As part of the wrapper two additional components: a pre-processor (divide) that is in charge of splitting the problem into subproblems and a post-processor (combine) to merge the individual results of the subtasks.
My two cents learned from this experience:
If you have a similar problem, but you can write your application from scratch, go for modern technologies such as Apache Spark. If you cannot, use Kubernetes instead.
This is probably not the optimal solution on the long run. By having an entire team at disposal, with the appropriate resources, we could have probably rewritten the legacy application and achieve better results.
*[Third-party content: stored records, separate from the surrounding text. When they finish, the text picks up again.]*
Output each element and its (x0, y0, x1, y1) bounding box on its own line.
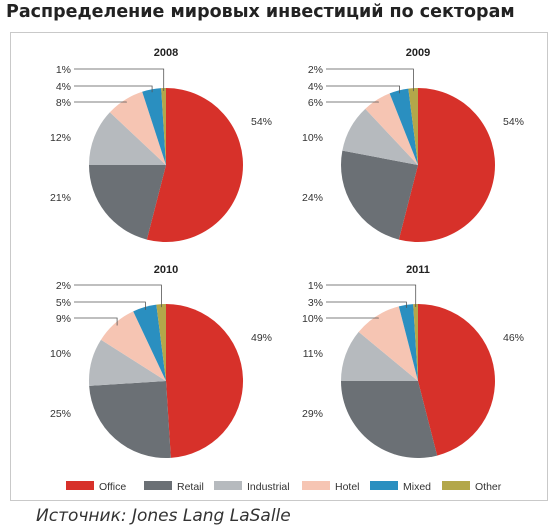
legend-label-retail: Retail (177, 481, 204, 493)
pie-slice-hotel (365, 93, 418, 165)
pie-slice-hotel (109, 91, 166, 165)
legend-label-industrial: Industrial (247, 481, 290, 493)
legend-swatch-office (66, 481, 94, 490)
leader-line-mixed (74, 301, 146, 310)
slice-label-mixed: 5% (56, 297, 71, 309)
slice-label-mixed: 4% (308, 81, 323, 93)
pie-chart-2009: 2009 54% 24% 10% 6% 4% 2% (302, 47, 524, 242)
leader-line-hotel (74, 101, 127, 103)
pie-chart-2011: 2011 46% 29% 11% 10% 3% 1% (302, 264, 524, 458)
pie-slice-retail (340, 150, 418, 240)
leader-line-other (74, 284, 162, 308)
slice-label-hotel: 8% (56, 97, 71, 109)
pie-slice-other (408, 88, 418, 165)
pie-slice-hotel (358, 306, 418, 381)
pie-slice-mixed (389, 88, 418, 165)
slice-label-retail: 21% (50, 192, 71, 204)
slice-label-other: 1% (56, 64, 71, 76)
legend-swatch-other (442, 481, 470, 490)
leader-line-mixed (326, 85, 401, 94)
pie-title: 2010 (154, 264, 178, 276)
pie-slice-retail (89, 381, 171, 459)
leader-line-hotel (326, 317, 379, 319)
slice-label-office: 54% (503, 116, 524, 128)
leader-line-other (326, 284, 417, 307)
source-caption: Источник: Jones Lang LaSalle (36, 506, 291, 526)
slice-label-hotel: 10% (302, 313, 323, 325)
pie-slice-office (166, 303, 244, 458)
chart-figure: 2008 54% 21% 12% 8% 4% 1% 2009 54% 24% 10% 6% 4% 2% 20… (10, 32, 548, 501)
pie-chart-2008: 2008 54% 21% 12% 8% 4% 1% (50, 47, 272, 242)
slice-label-hotel: 6% (308, 97, 323, 109)
slice-label-industrial: 11% (303, 348, 323, 360)
slice-label-office: 46% (503, 332, 524, 344)
slice-label-industrial: 12% (50, 132, 71, 144)
slice-label-office: 54% (251, 116, 272, 128)
pie-chart-2010: 2010 49% 25% 10% 9% 5% 2% (50, 264, 272, 459)
leader-line-hotel (74, 317, 118, 326)
pie-charts-svg: 200854%21%12%8%4%1%200954%24%10%6%4%2%20… (50, 47, 524, 493)
slice-label-industrial: 10% (50, 348, 71, 360)
pie-slice-office (398, 88, 496, 242)
pie-slice-industrial (89, 112, 166, 165)
slice-label-other: 2% (56, 280, 71, 292)
slice-label-industrial: 10% (302, 132, 323, 144)
pie-slice-other (413, 304, 418, 381)
leader-line-other (74, 68, 165, 91)
pie-slice-hotel (100, 311, 166, 381)
leader-line-mixed (326, 301, 407, 308)
pie-slice-mixed (133, 304, 166, 381)
legend-label-office: Office (99, 481, 126, 493)
legend: Office Retail Industrial Hotel Mixed Other (66, 481, 502, 493)
legend-label-hotel: Hotel (335, 481, 360, 493)
pie-title: 2008 (154, 47, 178, 59)
legend-swatch-industrial (214, 481, 242, 490)
leader-line-other (326, 68, 414, 92)
page-title: Распределение мировых инвестиций по сект… (6, 2, 515, 22)
pie-slice-mixed (142, 88, 166, 165)
slice-label-office: 49% (251, 332, 272, 344)
pie-slice-industrial (342, 108, 418, 165)
pie-slice-industrial (341, 331, 418, 381)
slice-label-retail: 29% (302, 408, 323, 420)
pie-slice-industrial (88, 339, 166, 386)
pie-title: 2009 (406, 47, 430, 59)
pie-slice-mixed (398, 304, 418, 381)
legend-swatch-hotel (302, 481, 330, 490)
legend-label-mixed: Mixed (403, 481, 431, 493)
legend-swatch-mixed (370, 481, 398, 490)
slice-label-retail: 25% (50, 408, 71, 420)
slice-label-other: 2% (308, 64, 323, 76)
slice-label-mixed: 4% (56, 81, 71, 93)
pie-slice-retail (341, 381, 438, 458)
leader-line-mixed (74, 85, 153, 93)
pie-title: 2011 (406, 264, 430, 276)
pie-slice-other (156, 304, 166, 381)
slice-label-hotel: 9% (56, 313, 71, 325)
leader-line-hotel (326, 101, 379, 103)
pie-slice-other (161, 87, 166, 165)
legend-label-other: Other (475, 481, 502, 493)
pie-slice-office (146, 88, 244, 242)
slice-label-retail: 24% (302, 192, 323, 204)
pie-slice-office (418, 304, 495, 456)
slice-label-mixed: 3% (308, 297, 323, 309)
legend-swatch-retail (144, 481, 172, 490)
pie-slice-retail (88, 165, 166, 240)
slice-label-other: 1% (308, 280, 323, 292)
But considering all the constraints, this turned out to be an impressive result on the short term or as a temporary solution. In fact, this work enabled multiple new use-cases, bringing new stakeholders onboard, optimising operational costs (cloud infrastructure).
And, now that the solution is used and is gaining momentum, with more and more users, it could even happen that some new resources will be assigned to this project so that we can fully get rid of the legacy application and in the end what we did turns out to be the optimal solution even on the long run.